Lisa Kaltenegger (* 4. März 1977 in Kuchl bei Salzburg) ist eine österreichische Astronomin und Astrophysikerin, welche sich mit der Entdeckung und Erforschung von Exoplaneten, Exomonden und Supererden beschäftigt. Seit 1. Juli 2014 ist sie Associate Professor an der Cornell University wo sie ihr eigenes Institut aufbaut[1], zuvor war sie am Max-Planck-Institut für Astronomie (MPIA) in Heidelberg (Deutschland) und am Harvard Smithsonian Center for Astrophysics in Boston (USA) tätig.

Leben[Bearbeiten]

Nach der Matura im Jahr 1995 begann sie Studien in Film- und Medienkunde, Technischen Physik, Astronomie, Übersetzer und Betriebswirtschaft mit Japanisch.

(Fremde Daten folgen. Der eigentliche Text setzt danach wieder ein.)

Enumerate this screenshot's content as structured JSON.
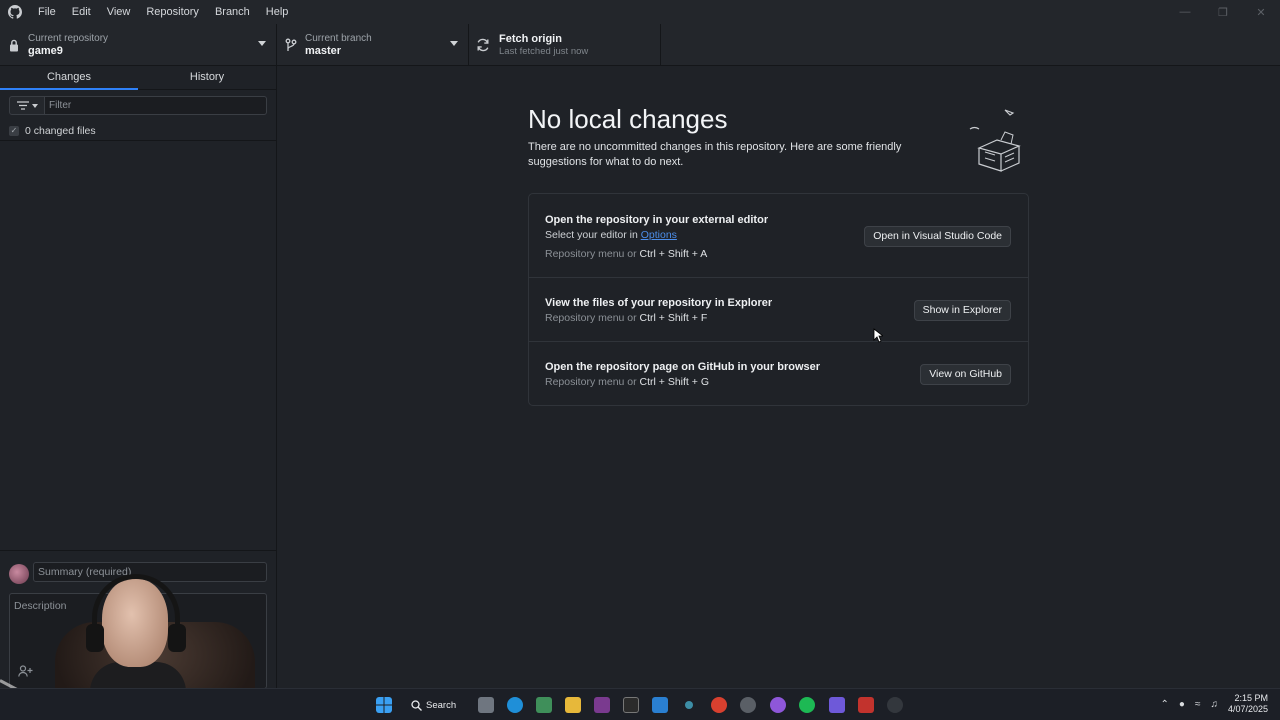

Im Jahr 1999 schloss sie das Studium der Astronomie mit der Diplomarbeit zum Thema Extrasolar planet search : formation of planets and detection methods[2] an der Karl-Franzens-Universität Graz (M.Sci) und im Jahr 2002 das Studium der Technischen Physik mit Spezialisierung auf Biophysik und Biomedizin mit der Diplomarbeit zum Thema Optical tweezers - application of optical traps in medicine and biology : a survey and feasability study[3] an der Technischen Universität Graz (M.Eng.) ab.[4] 2004 promovierte sie an der Karl-Franzens-Universität Graz auf dem Gebiet der Astronomie mit der Dissertation zum Thema Search for extra-terrestrial planets: the darwin mission : target stars and array architectures[5] mit sub auspiciis.

Danach arbeitete für die Europäischen Weltraumorganisation (ESA) in den Niederlanden auf der Suche nach extrasolaren erdähnlichen Planeten. Im Alter von 27 Jahre wechselte sie an die Harvard University, wo sie forschte und unterrichtete bis sie 2010 die Leitung einer siebenköpfigen internationalen Emmy Noether-Gruppe am Max-Planck-Institut für Astronomie in Heidelberg übernahm. Weiterhin ist sie Research Associate des Harvard Smithsonian Center for Astrophysics sowie Lecturer am Harvard Astrophysics Department. Seit 2009 ist sie auch für das NASA Astrobiology Institute sowie die Extrasolar Planet Analysis Group der NASA tätig.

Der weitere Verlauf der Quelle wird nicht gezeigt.